Процесс, который Глинка принужден был вести в течение 1840 и 1841 годов, много отвлекал его от работы и расстраивал его художественное расположение духа. Но, наконец, около исхода лета для Глинки устроилась та жизнь, какой он так желал себе и какая необходима ему была для окончания оперы: „тихий приют“ нашел он у сестры своей, у которой поселился в это время, и вскоре потом нашел он себе здесь и ту „отраду“, отсутствие какой всегда, во всю жизнь его, парализовало его творческую деятельность. Описание тогдашней жизни, тогдашней „отрады“ своей Глинка оставил в нескольких грациозных строках своих „Записок“, заключив их стихами:

Привычка в чувство обратилась, А чувство в счастье многих дней.

„В конце лета, — продолжает Глинка в „Записках“, — я почувствовал необыкновенное расположение к сочинению музыки, и это расположение не изменялось. Сверх того, я начал учиться рисованию, а именно пейзажей, у ученика академии Солнцева и начал рисовать порядочно, так что скопировал несколько ландшафтов карандашом для моих знакомых; на одном из моих рисунков карандашом Карл Брюллов подписал: скопировано очень недурно.[41] Мне дома было так хорошо, что я очень редко выезжал, а сидя дома, так усердно работал, что в короткое время большая часть оперы была готова. Осмотревшись, однакоже, я нашел, что общей связи между частями новой моей оперы не было. Н. В. Кукольник и М. А. Гедеонов (Глинка был очень короток с обоими и по большей части называет первого из них в „Записках“ своих Нестором, а второго Мишей) взялись помогать в трудном деле свести целое из разнородных, отдельных частей моей оперы. Кукольник написал стихи для финала оперы и сцену Ратмира третьего действия: „И жар и зной“; Гедеонов написал маленький дуэт, следующий за балладой Финна, между Финном и Русланом: „Благодарю тебя, мой дивный покровитель“, речитатив Финна в третьем акте: „Витязи, коварная Наина“ и молитву в четыре голоса, которою оканчивается третье действие. А я сам написал сцену Фарлафа с Наиной, а также начало финала третьего действия.[42] Таким образом, стихи для либретто, кроме взятых из поэмы Пушкина, писали [Н. А.] М[аркевич], В. Ф. Ш[ирков], Кукольник, Гедеонов и я“.

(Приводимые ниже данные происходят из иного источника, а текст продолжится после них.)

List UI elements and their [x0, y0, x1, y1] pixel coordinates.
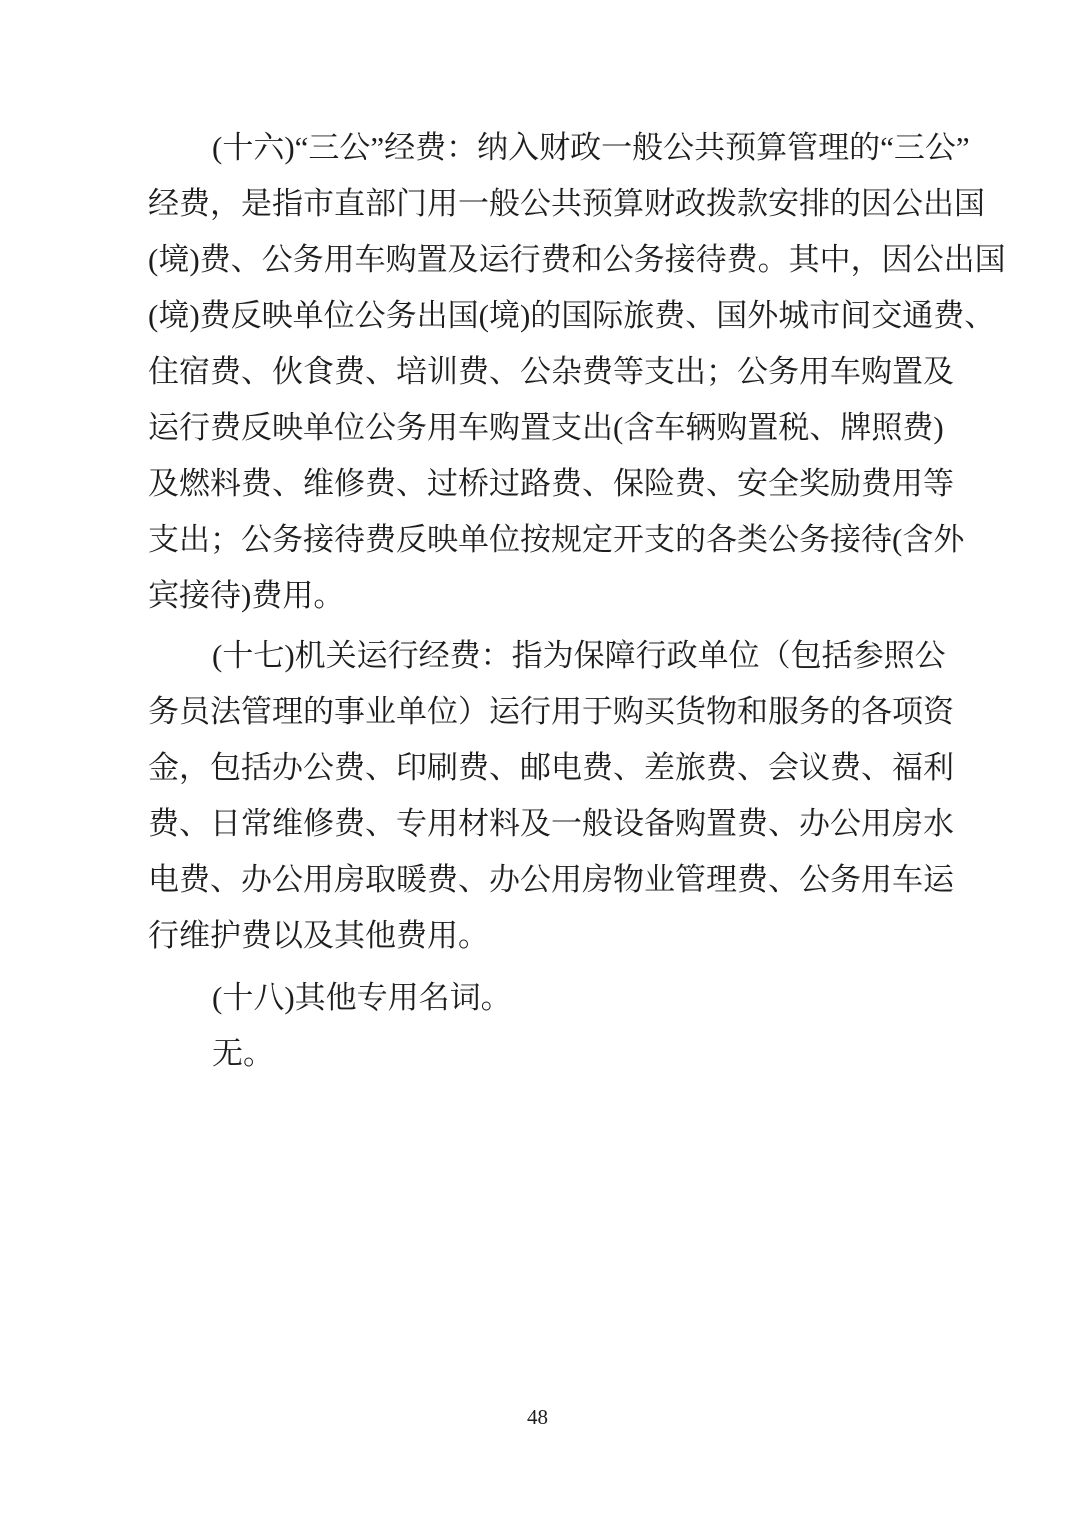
- document-page: (十六)“三公”经费：纳入财政一般公共预算管理的“三公” 经费，是指市直部门用一…: [0, 0, 1075, 1520]
- text-line: 支出；公务接待费反映单位按规定开支的各类公务接待(含外: [148, 512, 930, 568]
- text-line: 及燃料费、维修费、过桥过路费、保险费、安全奖励费用等: [148, 456, 930, 512]
- text-line: (境)费、公务用车购置及运行费和公务接待费。其中，因公出国: [148, 232, 930, 288]
- text-line: 住宿费、伙食费、培训费、公杂费等支出；公务用车购置及: [148, 344, 930, 400]
- text-line: (十六)“三公”经费：纳入财政一般公共预算管理的“三公”: [148, 120, 930, 176]
- page-number: 48: [0, 1405, 1075, 1430]
- text-line: (十八)其他专用名词。: [148, 970, 930, 1026]
- text-line: 务员法管理的事业单位）运行用于购买货物和服务的各项资: [148, 684, 930, 740]
- text-line: 费、日常维修费、专用材料及一般设备购置费、办公用房水: [148, 796, 930, 852]
- text-line: 行维护费以及其他费用。: [148, 908, 930, 964]
- paragraph-none: 无。: [148, 1026, 930, 1082]
- text-line: 宾接待)费用。: [148, 568, 930, 624]
- document-body: (十六)“三公”经费：纳入财政一般公共预算管理的“三公” 经费，是指市直部门用一…: [148, 120, 930, 1082]
- text-line: 无。: [148, 1026, 930, 1082]
- text-line: 运行费反映单位公务用车购置支出(含车辆购置税、牌照费): [148, 400, 930, 456]
- text-line: 经费，是指市直部门用一般公共预算财政拨款安排的因公出国: [148, 176, 930, 232]
- text-line: (境)费反映单位公务出国(境)的国际旅费、国外城市间交通费、: [148, 288, 930, 344]
- text-line: 金，包括办公费、印刷费、邮电费、差旅费、会议费、福利: [148, 740, 930, 796]
- paragraph-16: (十六)“三公”经费：纳入财政一般公共预算管理的“三公” 经费，是指市直部门用一…: [148, 120, 930, 624]
- text-line: (十七)机关运行经费：指为保障行政单位（包括参照公: [148, 628, 930, 684]
- paragraph-17: (十七)机关运行经费：指为保障行政单位（包括参照公 务员法管理的事业单位）运行用…: [148, 628, 930, 964]
- text-line: 电费、办公用房取暖费、办公用房物业管理费、公务用车运: [148, 852, 930, 908]
- paragraph-18: (十八)其他专用名词。: [148, 970, 930, 1026]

„В короткое время опера была доведена до того, что нельзя было дописывать немногого оставшегося без сценических соображений и содействия декоратора и балетмейстера. Итак, в апреле 1842 года (если не ошибаюсь) я явился к директору театров А. М. Гедеонову с партитурой, и он без всяких разговоров принял мою оперу, приказал сейчас же приступить к постановке ее на сцену и, по моему желанию, вместо единовременного вознаграждения 4000 р. асс., согласился, чтоб я получал разовые, т. е. десятый процент с двух третей полного сбора за каждое представление. Скоро после того отдали мою партитуру в театральную нотную контору, и, когда партии главных действующих лиц и хоров были изготовлены, я принялся за разучку моей музыки… Так как музыка для танцев четвертого действия была составлена мною из восточных мелодий, то я желал, чтобы балетмейстер (Титюс) по возможности сделал и самые танцы в восточном роде и назначил для соло в этом танце, названном мною лезгинкой, танцовщицу Андреянову 2-ю, танцы же третьего действия вполне предоставил Титюсу. К[аменский] проплясал (после обеда, данного Глинкою нескольким друзьям своим, на котором присутствовал и Титюс) лезгинку — по нашему мнению, он отлично танцовал ее; — лезгинка не очень понравилась французу, но он согласился поставить этот танец по моему желанию“.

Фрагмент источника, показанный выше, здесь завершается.